6. ERGEBNISTEIL B « PROZESSKATEGORIEN UND VERLAUFSTYPEN (S. 236-237)

6.1. Geschwindigkeit

Die Schilderungen der Interviewpartner enthalten eine Reihe von Hinweisen darauf, dass die Geschwindigkeit, in der die Aufdeckungs- und Hilfesuchprozesse vonstatten gehen, einen erheblichen Einfluss auf das subjektive Erleben sowohl der Betroffenen als auch ihrer Eltern hat.
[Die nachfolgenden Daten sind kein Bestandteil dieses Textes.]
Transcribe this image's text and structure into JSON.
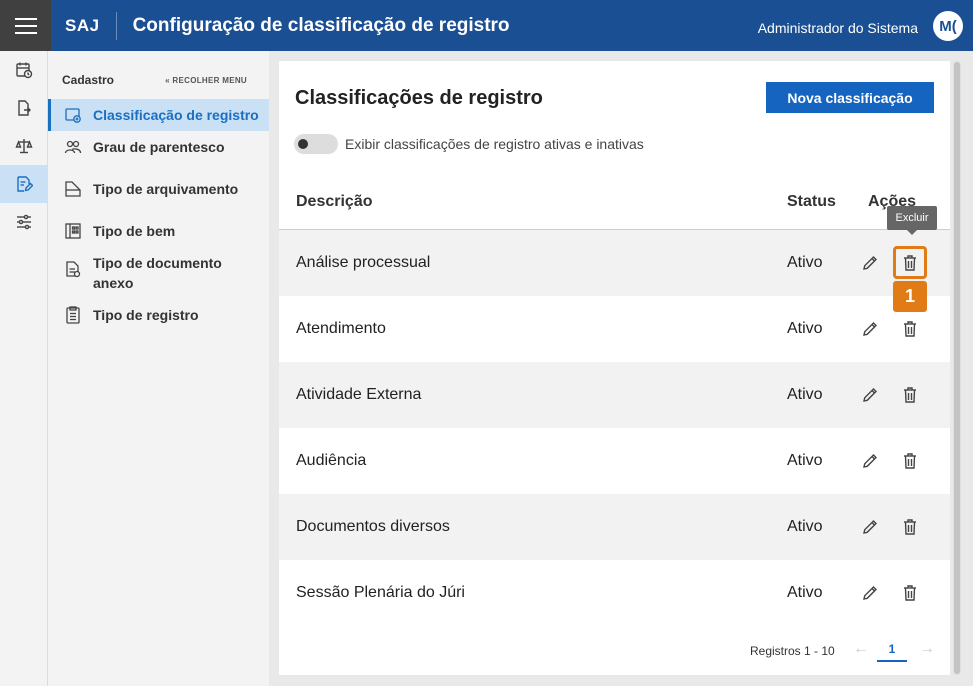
{
  "header": {
    "brand": "SAJ",
    "title": "Configuração de classificação de registro",
    "user": "Administrador do Sistema",
    "avatar": "M("
  },
  "rail": {
    "items": [
      {
        "icon": "calendar-clock-icon"
      },
      {
        "icon": "document-share-icon"
      },
      {
        "icon": "scale-icon"
      },
      {
        "icon": "edit-document-icon",
        "active": true
      },
      {
        "icon": "sliders-icon"
      }
    ]
  },
  "sidemenu": {
    "title": "Cadastro",
    "collapse_label": "RECOLHER MENU",
    "collapse_icon": "double-chevron-left-icon",
    "items": [
      {
        "label": "Classificação de registro",
        "icon": "folder-add-icon",
        "active": true
      },
      {
        "label": "Grau de parentesco",
        "icon": "people-icon"
      },
      {
        "label": "Tipo de arquivamento",
        "icon": "archive-icon"
      },
      {
        "label": "Tipo de bem",
        "icon": "building-icon"
      },
      {
        "label": "Tipo de documento anexo",
        "icon": "document-attach-icon"
      },
      {
        "label": "Tipo de registro",
        "icon": "clipboard-list-icon"
      }
    ]
  },
  "main": {
    "title": "Classificações de registro",
    "new_button": "Nova classificação",
    "toggle_label": "Exibir classificações de registro ativas e inativas",
    "toggle_on": false,
    "columns": {
      "descricao": "Descrição",
      "status": "Status",
      "acoes": "Ações"
    },
    "rows": [
      {
        "descricao": "Análise processual",
        "status": "Ativo"
      },
      {
        "descricao": "Atendimento",
        "status": "Ativo"
      },
      {
        "descricao": "Atividade Externa",
        "status": "Ativo"
      },
      {
        "descricao": "Audiência",
        "status": "Ativo"
      },
      {
        "descricao": "Documentos diversos",
        "status": "Ativo"
      },
      {
        "descricao": "Sessão Plenária do Júri",
        "status": "Ativo"
      }
    ],
    "tooltip": "Excluir",
    "highlight_badge": "1",
    "pagination": {
      "summary": "Registros 1 - 10",
      "current_page": "1",
      "prev_icon": "arrow-left-icon",
      "next_icon": "arrow-right-icon"
    }
  },
  "colors": {
    "header_bg": "#1b4f93",
    "accent": "#1565c0",
    "active_bg": "#c9e0f5",
    "highlight": "#e07b16"
  }
}
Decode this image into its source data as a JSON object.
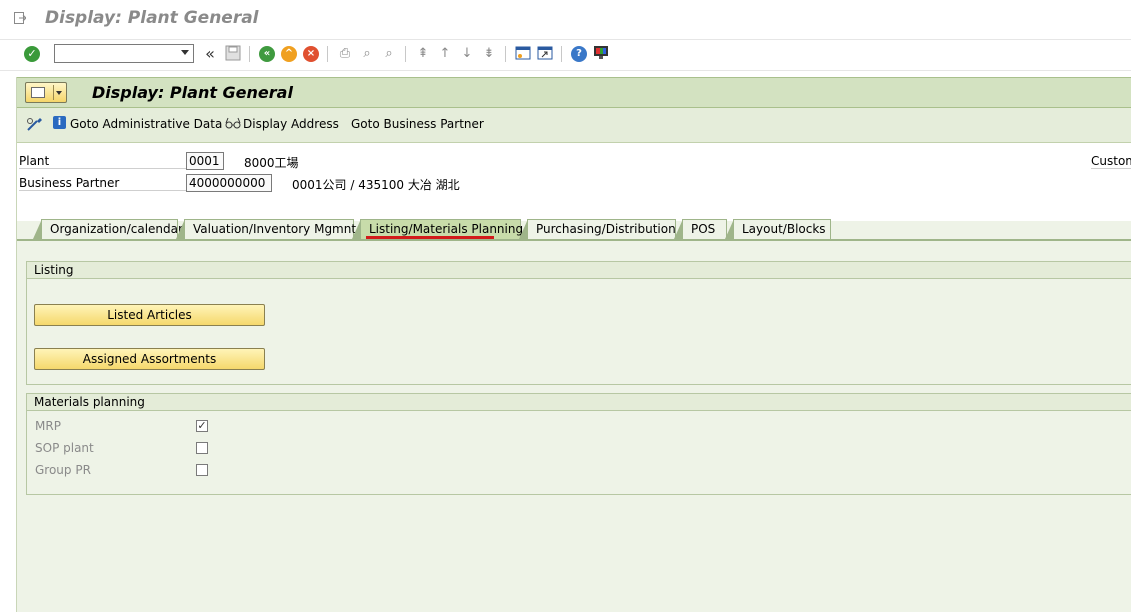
{
  "window": {
    "title": "Display: Plant General"
  },
  "toolbar": {
    "command_placeholder": "",
    "icons": [
      "enter-icon",
      "command-dropdown-icon",
      "collapse-icon",
      "save-icon",
      "back-icon",
      "exit-icon",
      "cancel-icon",
      "print-icon",
      "find-icon",
      "find-next-icon",
      "first-page-icon",
      "previous-page-icon",
      "next-page-icon",
      "last-page-icon",
      "new-session-icon",
      "shortcut-icon",
      "help-icon",
      "layout-icon"
    ],
    "collapse_glyph": "«"
  },
  "app": {
    "title": "Display: Plant General",
    "actions": {
      "goto_admin": "Goto Administrative Data",
      "display_address": "Display Address",
      "goto_bp": "Goto Business Partner"
    }
  },
  "header": {
    "plant_label": "Plant",
    "plant_value": "0001",
    "plant_desc": "8000工場",
    "bp_label": "Business Partner",
    "bp_value": "4000000000",
    "bp_desc": "0001公司 / 435100 大冶 湖北",
    "custom_label": "Custom"
  },
  "tabs": [
    {
      "label": "Organization/calendar",
      "active": false
    },
    {
      "label": "Valuation/Inventory Mgmnt",
      "active": false
    },
    {
      "label": "Listing/Materials Planning",
      "active": true
    },
    {
      "label": "Purchasing/Distribution",
      "active": false
    },
    {
      "label": "POS",
      "active": false
    },
    {
      "label": "Layout/Blocks",
      "active": false
    }
  ],
  "listing": {
    "title": "Listing",
    "listed_articles": "Listed Articles",
    "assigned_assortments": "Assigned Assortments"
  },
  "materials_planning": {
    "title": "Materials planning",
    "items": [
      {
        "label": "MRP",
        "checked": true
      },
      {
        "label": "SOP plant",
        "checked": false
      },
      {
        "label": "Group PR",
        "checked": false
      }
    ]
  },
  "colors": {
    "accent": "#d3e2c1",
    "button": "#f5d86c",
    "active_tab_underline": "#d21b1b"
  }
}
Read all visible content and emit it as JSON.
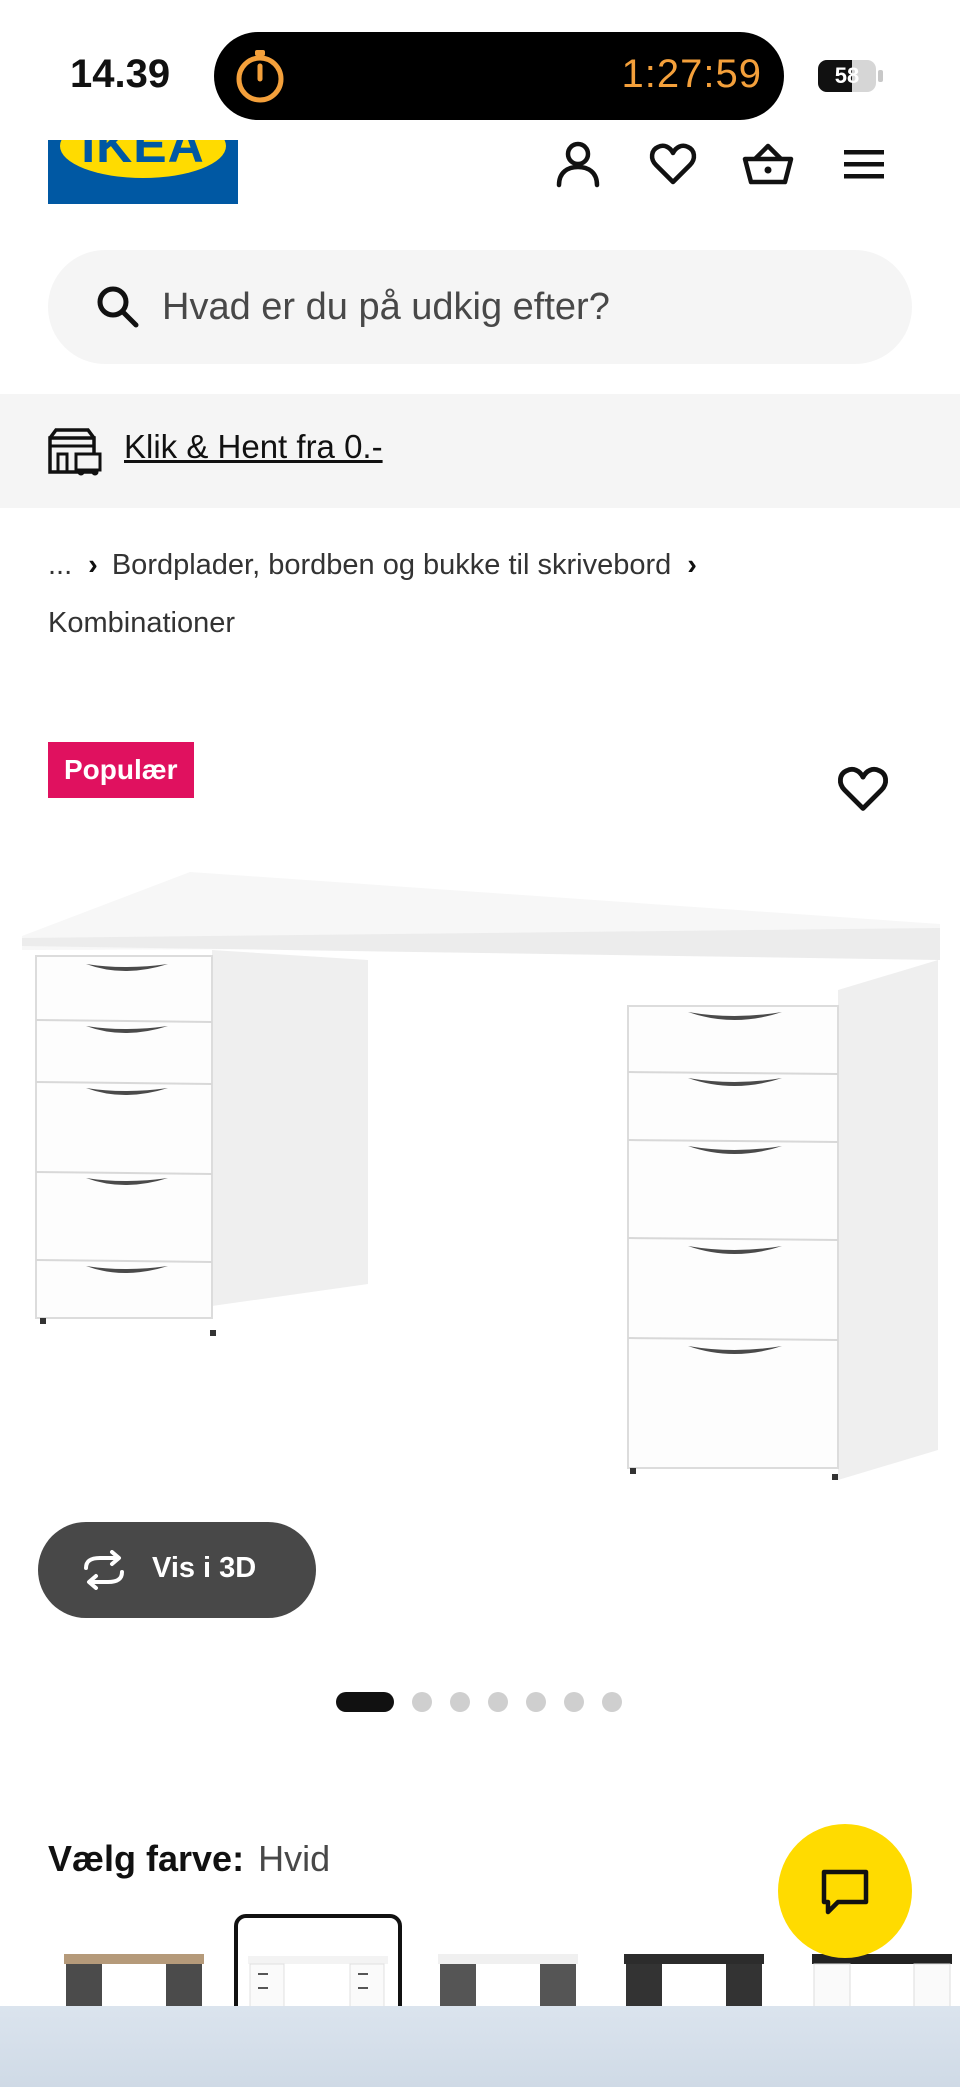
{
  "status_bar": {
    "time": "14.39",
    "timer": "1:27:59",
    "battery_level": "58",
    "battery_fraction": 0.58
  },
  "header": {
    "logo_text": "IKEA",
    "icons": [
      "user-icon",
      "heart-icon",
      "basket-icon",
      "menu-icon"
    ]
  },
  "search": {
    "placeholder": "Hvad er du på udkig efter?"
  },
  "click_collect": {
    "link_text": "Klik & Hent fra 0.-"
  },
  "breadcrumb": {
    "ellipsis": "...",
    "level1": "Bordplader, bordben og bukke til skrivebord",
    "level2": "Kombinationer"
  },
  "product": {
    "badge": "Populær",
    "view_3d_label": "Vis i 3D",
    "image_count": 7,
    "active_image_index": 0
  },
  "color_selector": {
    "label": "Vælg farve:",
    "value": "Hvid",
    "options": [
      "grey-black-with-wood",
      "white",
      "grey-white",
      "black",
      "white-black"
    ]
  },
  "colors": {
    "ikea_blue": "#0058a3",
    "ikea_yellow": "#ffdb00",
    "badge_pink": "#e0115f",
    "timer_orange": "#f4a03b"
  }
}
Zunächst unterscheiden sich die beschriebenen Fälle in der Latenzzeit, die zwischen den ersten Missbrauchshandlungen und der Aufdeckung vergeht.

Diese erstreckt sich in einem Bereich zwischen wenigen Minuten (Rainer) und fünf bis sieben Jahren (Erich, Ralf ). Die Jungen unterscheiden sich also darin, wie lange sie einen erlebten sexuellen Missbrauch geheim halten oder abspalten mussten. Anders formuliert heißt dies, dass die beschriebenen Missbrauchssysteme unterschiedliche Zeiträume zu ihrer Entfaltung zur Verfügung hatten. Es wird deutlich, dass die Fälle von Rainer und Lothar in vielerlei Hinsicht anders verlaufen als die übrigen: Die beiden Jugendlichen reagieren schnell und unterbinden auf diese Weise die Entwicklung der für die Verstrickung innerhalb eines Missbrauchssystems typischen Dynamiken (Ängste, mangelnde Bewusstheit durch Abspaltung, Schuld, Probleme der Zugehörigkeit).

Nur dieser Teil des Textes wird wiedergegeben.